Dias did this to Jose as well as to the brothers, and then Jose in turn rubbed him.

They waited half an hour, and then Harry said: "Let us have another spell." This time a quarter of an hour sufficed. "It is of no use, Harry; I can't go on any longer," Bertie said. "I feel as if my shoulders were broken."

"I am beginning to feel the same, Bertie. However, we are all hitting straighter now. We will go up into the shade and take it quietly for two or three hours; then we will have a spell again."

However, after the rest, they all agreed that it would be useless to try again, for they could not lift their arms over their heads without feeling acute pain. Three days were spent at this exercise, and at the end of that time they had gained confidence, and the heads of the drills were no longer missed.

After the first day they only worked for a quarter of an hour at a time, taking an hour's rest. The pain in their arms had begun to abate. On the following day they practised striking alternately, three standing round one borer. They found this at first awkward, but by the end of the day they were able to strike in regular order, the blows falling faster after each other on to the drill.

"I think we shall do now," said Bertie. "No doubt we shall hit harder with a fortnight's practice, and shall be able to keep it up longer. However, I think that even now we have sufficient confidence in striking to be able to hold the borer without any fear of an accident."

The next day they began work early in the cellar. Jose volunteered to take the first turn to hold the drill.

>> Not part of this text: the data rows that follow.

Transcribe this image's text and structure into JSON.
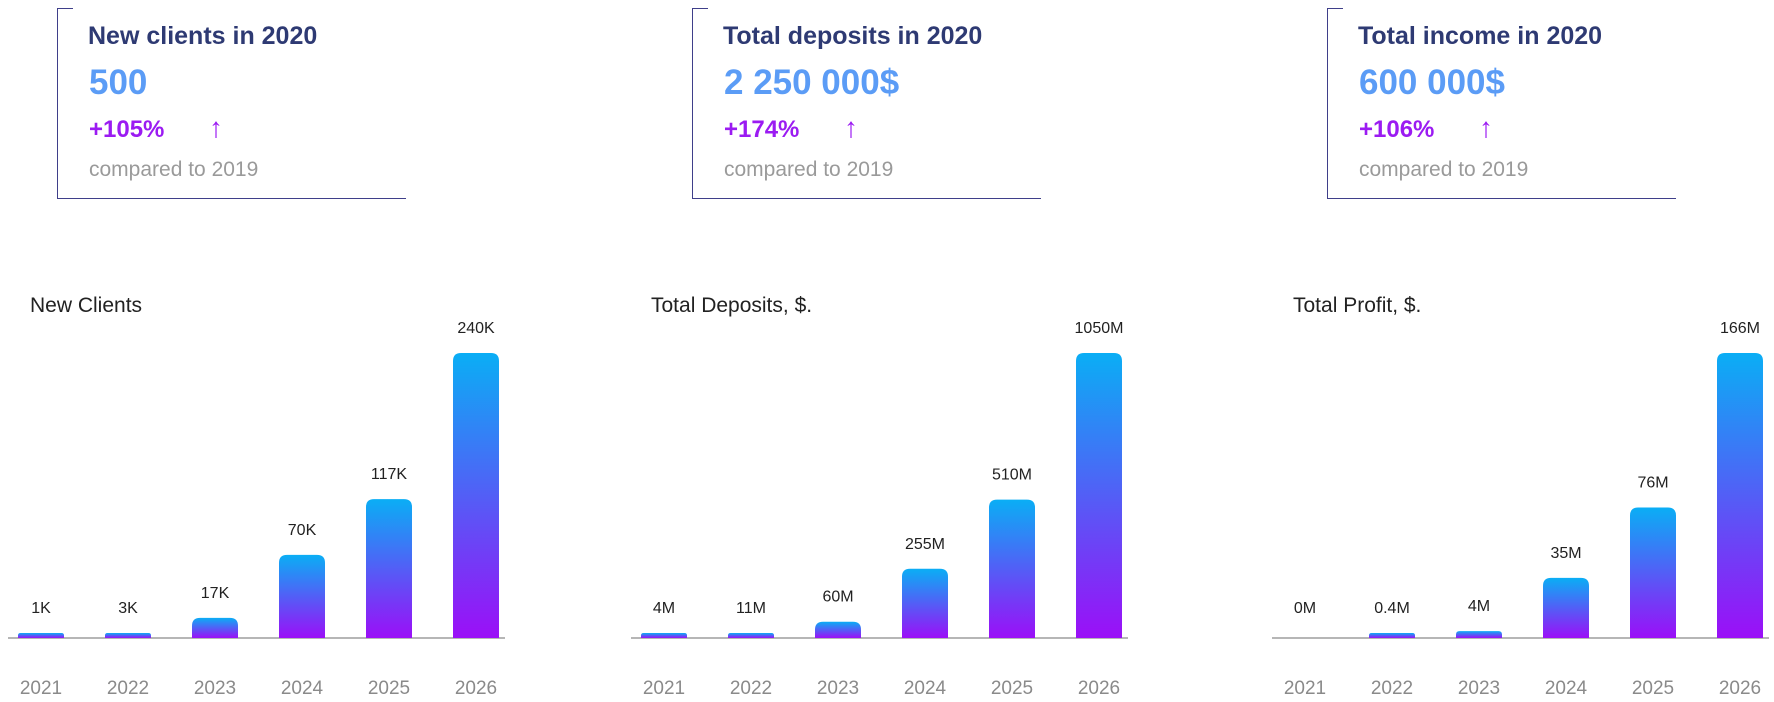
{
  "stats": [
    {
      "title": "New clients in 2020",
      "value": "500",
      "change": "+105%",
      "arrow": "↑",
      "note": "compared to 2019"
    },
    {
      "title": "Total deposits in 2020",
      "value": "2 250 000$",
      "change": "+174%",
      "arrow": "↑",
      "note": "compared to 2019"
    },
    {
      "title": "Total income in 2020",
      "value": "600 000$",
      "change": "+106%",
      "arrow": "↑",
      "note": "compared to 2019"
    }
  ],
  "colors": {
    "bar_top": "#0aaef5",
    "bar_bottom": "#9b0ff7",
    "title": "#2e3a73",
    "value": "#5b9cf6",
    "change": "#9b1bf2"
  },
  "chart_data": [
    {
      "type": "bar",
      "title": "New Clients",
      "categories": [
        "2021",
        "2022",
        "2023",
        "2024",
        "2025",
        "2026"
      ],
      "values": [
        1,
        3,
        17,
        70,
        117,
        240
      ],
      "value_labels": [
        "1K",
        "3K",
        "17K",
        "70K",
        "117K",
        "240K"
      ],
      "unit": "K",
      "ylim": [
        0,
        240
      ],
      "grid": false
    },
    {
      "type": "bar",
      "title": "Total Deposits, $.",
      "categories": [
        "2021",
        "2022",
        "2023",
        "2024",
        "2025",
        "2026"
      ],
      "values": [
        4,
        11,
        60,
        255,
        510,
        1050
      ],
      "value_labels": [
        "4M",
        "11M",
        "60M",
        "255M",
        "510M",
        "1050M"
      ],
      "unit": "M",
      "ylim": [
        0,
        1050
      ],
      "grid": false
    },
    {
      "type": "bar",
      "title": "Total Profit, $.",
      "categories": [
        "2021",
        "2022",
        "2023",
        "2024",
        "2025",
        "2026"
      ],
      "values": [
        0,
        0.4,
        4,
        35,
        76,
        166
      ],
      "value_labels": [
        "0M",
        "0.4M",
        "4M",
        "35M",
        "76M",
        "166M"
      ],
      "unit": "M",
      "ylim": [
        0,
        166
      ],
      "grid": false
    }
  ]
}
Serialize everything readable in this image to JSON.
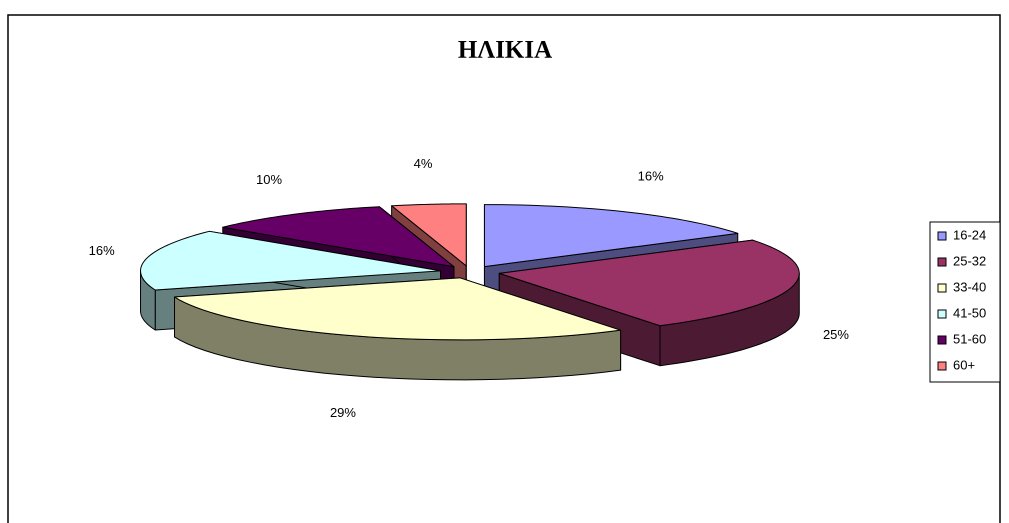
{
  "chart_data": {
    "type": "pie3d",
    "title": "ΗΛΙΚΙΑ",
    "categories": [
      "16-24",
      "25-32",
      "33-40",
      "41-50",
      "51-60",
      "60+"
    ],
    "values": [
      16,
      25,
      29,
      16,
      10,
      4
    ],
    "value_labels": [
      "16%",
      "25%",
      "29%",
      "16%",
      "10%",
      "4%"
    ],
    "colors": [
      "#9999ff",
      "#993366",
      "#ffffcc",
      "#ccffff",
      "#660066",
      "#ff8080"
    ],
    "legend": "right"
  }
}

"You understand, Jose, you must turn it round a little after each stroke, and in that way it will cut the hole regularly."

Harry took his place on one side of Jose, who sat with a leg on each side of the drill. Dias stood facing Harry, Bertie behind Jose holding the torch so that its light fell strongly on the head of the drill. At first the two men struck gently, but gradually, as they grew confident, increased the weight of their strokes until they were hitting with their full power. After ten minutes they stopped. "Let us look at the hole," Harry said. "How far has it got down?"

Jose moved his position and Harry examined the hole. "About an eighth of an inch," he said. "Let us scrape the dust out of it."

"Shall we take a spell now, Harry?" Bertie said.

"No, we will wait five minutes and then go on again, and after that we will change places with you, relieving each other every twenty minutes."

The work went on, and at the end of two hours the hole was three inches deep. Another hour and a half and the drill suddenly went down.

"We are through it," Bertie said, "and I am not sorry."

"Now I will lift the drill up gently, Bertie; do you kneel down, and when I stop, take hold of it close to the floor, so that we may see the thickness of the stone."

"Five inches," he said as he measured it. "Now put on a little grease, Dias. I will lower it again, and we shall be perhaps able then to get some idea of what is underneath."